If n represents the number of sides of the polyhedra base, then write an equation for the number of vertices, faces, and edges of the polyhedral.

Answer by Jk22(389) About Me  (Show Source):
You can put this solution on YOUR website!
Supposing the problem were to build a polyhedron with the same regular polygon as faces :


Taking Euler's formula for polyhedron, we have :

V - E + F = 2 (vertex minus edge + face number equals 2)

suppose the faces were the same base polygon with n side (n vertices)

then :

n*F/2 = E (each side of the F polygons (with n sides) are shared by 2 faces)

n*F/3 = V (each vertex of the n*F is shared by 3 faces)


the equation becomes : n*F/3 - n*F/2 + F = 2

or (6-n)F = 12

F = 12/(6-n), E = 6n/(6-n), V = 4n/(6-n)

triangle : n = 3 : V = 12/3 = 4, E = 18/3 = 6, F = 12/3 = 4

square : n = 4 : V = 16/2 = 8, E = 24/2 = 12, F = 12/2 = 6

pentagon : n = 5 : V = 20, E = 30, F = 12

hexagon : n = 6, all are infinite, this covers the plane.

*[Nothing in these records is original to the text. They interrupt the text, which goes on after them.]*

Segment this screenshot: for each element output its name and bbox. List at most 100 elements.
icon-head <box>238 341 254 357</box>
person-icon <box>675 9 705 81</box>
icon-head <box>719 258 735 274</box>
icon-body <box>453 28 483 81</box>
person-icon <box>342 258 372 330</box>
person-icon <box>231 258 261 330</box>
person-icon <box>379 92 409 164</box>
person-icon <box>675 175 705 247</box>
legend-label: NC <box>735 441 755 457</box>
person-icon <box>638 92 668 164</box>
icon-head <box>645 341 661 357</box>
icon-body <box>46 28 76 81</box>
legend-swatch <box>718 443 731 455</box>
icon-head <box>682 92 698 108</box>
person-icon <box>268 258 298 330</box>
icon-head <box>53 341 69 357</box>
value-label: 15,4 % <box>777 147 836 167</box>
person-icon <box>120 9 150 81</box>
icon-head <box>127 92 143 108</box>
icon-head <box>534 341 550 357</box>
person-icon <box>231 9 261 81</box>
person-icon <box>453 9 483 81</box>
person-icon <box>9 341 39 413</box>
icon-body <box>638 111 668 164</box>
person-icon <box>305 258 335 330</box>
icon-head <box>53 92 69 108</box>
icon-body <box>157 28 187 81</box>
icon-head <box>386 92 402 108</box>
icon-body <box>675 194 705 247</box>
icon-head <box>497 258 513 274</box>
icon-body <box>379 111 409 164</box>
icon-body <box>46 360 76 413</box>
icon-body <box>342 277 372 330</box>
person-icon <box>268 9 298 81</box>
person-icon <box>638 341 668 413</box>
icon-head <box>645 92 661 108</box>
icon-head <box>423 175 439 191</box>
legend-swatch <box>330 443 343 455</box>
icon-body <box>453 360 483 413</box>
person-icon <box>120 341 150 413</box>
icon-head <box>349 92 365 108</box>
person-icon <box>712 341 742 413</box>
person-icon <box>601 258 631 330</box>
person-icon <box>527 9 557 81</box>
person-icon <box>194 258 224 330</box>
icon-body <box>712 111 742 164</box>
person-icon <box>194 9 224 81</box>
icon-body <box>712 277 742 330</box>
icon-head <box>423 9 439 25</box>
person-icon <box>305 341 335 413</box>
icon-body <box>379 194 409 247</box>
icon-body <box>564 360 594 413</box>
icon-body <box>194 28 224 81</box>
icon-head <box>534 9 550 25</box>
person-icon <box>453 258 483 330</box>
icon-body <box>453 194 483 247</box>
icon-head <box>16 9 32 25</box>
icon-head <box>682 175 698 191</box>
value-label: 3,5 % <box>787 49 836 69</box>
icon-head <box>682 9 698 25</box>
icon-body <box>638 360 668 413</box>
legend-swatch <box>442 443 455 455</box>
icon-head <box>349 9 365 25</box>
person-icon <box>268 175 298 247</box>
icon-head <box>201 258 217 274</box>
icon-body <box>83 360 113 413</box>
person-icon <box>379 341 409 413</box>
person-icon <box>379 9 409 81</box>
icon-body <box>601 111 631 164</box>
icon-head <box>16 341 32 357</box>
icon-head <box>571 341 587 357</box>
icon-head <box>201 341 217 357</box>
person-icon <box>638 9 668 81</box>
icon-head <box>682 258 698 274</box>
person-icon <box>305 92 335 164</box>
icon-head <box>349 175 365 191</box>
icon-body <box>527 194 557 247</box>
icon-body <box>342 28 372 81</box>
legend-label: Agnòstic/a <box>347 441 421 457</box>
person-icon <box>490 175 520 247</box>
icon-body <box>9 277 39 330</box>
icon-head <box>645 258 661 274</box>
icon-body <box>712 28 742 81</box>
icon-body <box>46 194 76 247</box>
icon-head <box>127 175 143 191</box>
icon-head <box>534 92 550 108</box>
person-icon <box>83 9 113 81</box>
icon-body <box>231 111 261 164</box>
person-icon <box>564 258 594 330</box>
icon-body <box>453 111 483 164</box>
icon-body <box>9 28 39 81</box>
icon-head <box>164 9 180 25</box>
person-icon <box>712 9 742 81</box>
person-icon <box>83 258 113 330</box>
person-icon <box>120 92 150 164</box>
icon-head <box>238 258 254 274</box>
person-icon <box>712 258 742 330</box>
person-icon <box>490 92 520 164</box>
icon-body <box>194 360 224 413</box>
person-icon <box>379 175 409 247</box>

if the vertex is shared by m faces : V = n*F/m

n*F/m - n*F/2 + F = 2

(2m + 2n - nm)F = 4m

F = 4m/(m(2-n)+2n)

if n=3 (base triangle), F = 4m/(6-m),

m-----3----4-----5
4m----12---16----20
6-m---3----2-----1
-----------------
F-----4----8-----20
tetrahedron, octahedron and icosahedron,

if n=4 (base square), F = 4m/(8-2m)

m=3, F = 12/2 = 6 (cube) (only 3 faces per vertex possible)


n=5 (base pentagon), F = 4m/(10-3m), => m=3 dodecahedron



other solutions : the number of faces per vertex are mixed (like complementary fullerenes) : suppose base as a triangle

suppose n1 and n2 are the possible number of faces per vertex, with 3F/k vertices n2-connected, and 3F(1-1/k) n1-connected

F(n2(6-n1) + 6/k*(n1-n2)) = 4n1n2

for n1=5, n2=3, : F=12, k=6 : 10 vertices 5-connected, 2 vertices 3-connected

for n1=3, n2=5, F=20, k=2, 10 vertices 3-connected, and 10 5-connected




if the polyhedron is made out of 2 faces' type, there are also other cases :
polyhedra called fullerenes
(hexagons and other polygons, or other mix of polygons).
the formula becomes : n1*(6-s1) + n2*(6-s2) = 12, where ni are the numbers of regular polygons with si sides.

This gives solution like :
heptagons (2,3,4,6) and pentagons (14, 15, 16, 18)

4 heptagons and 8 squares

or heptagons (6) and triangles (6) should be able to build a polyhedron ?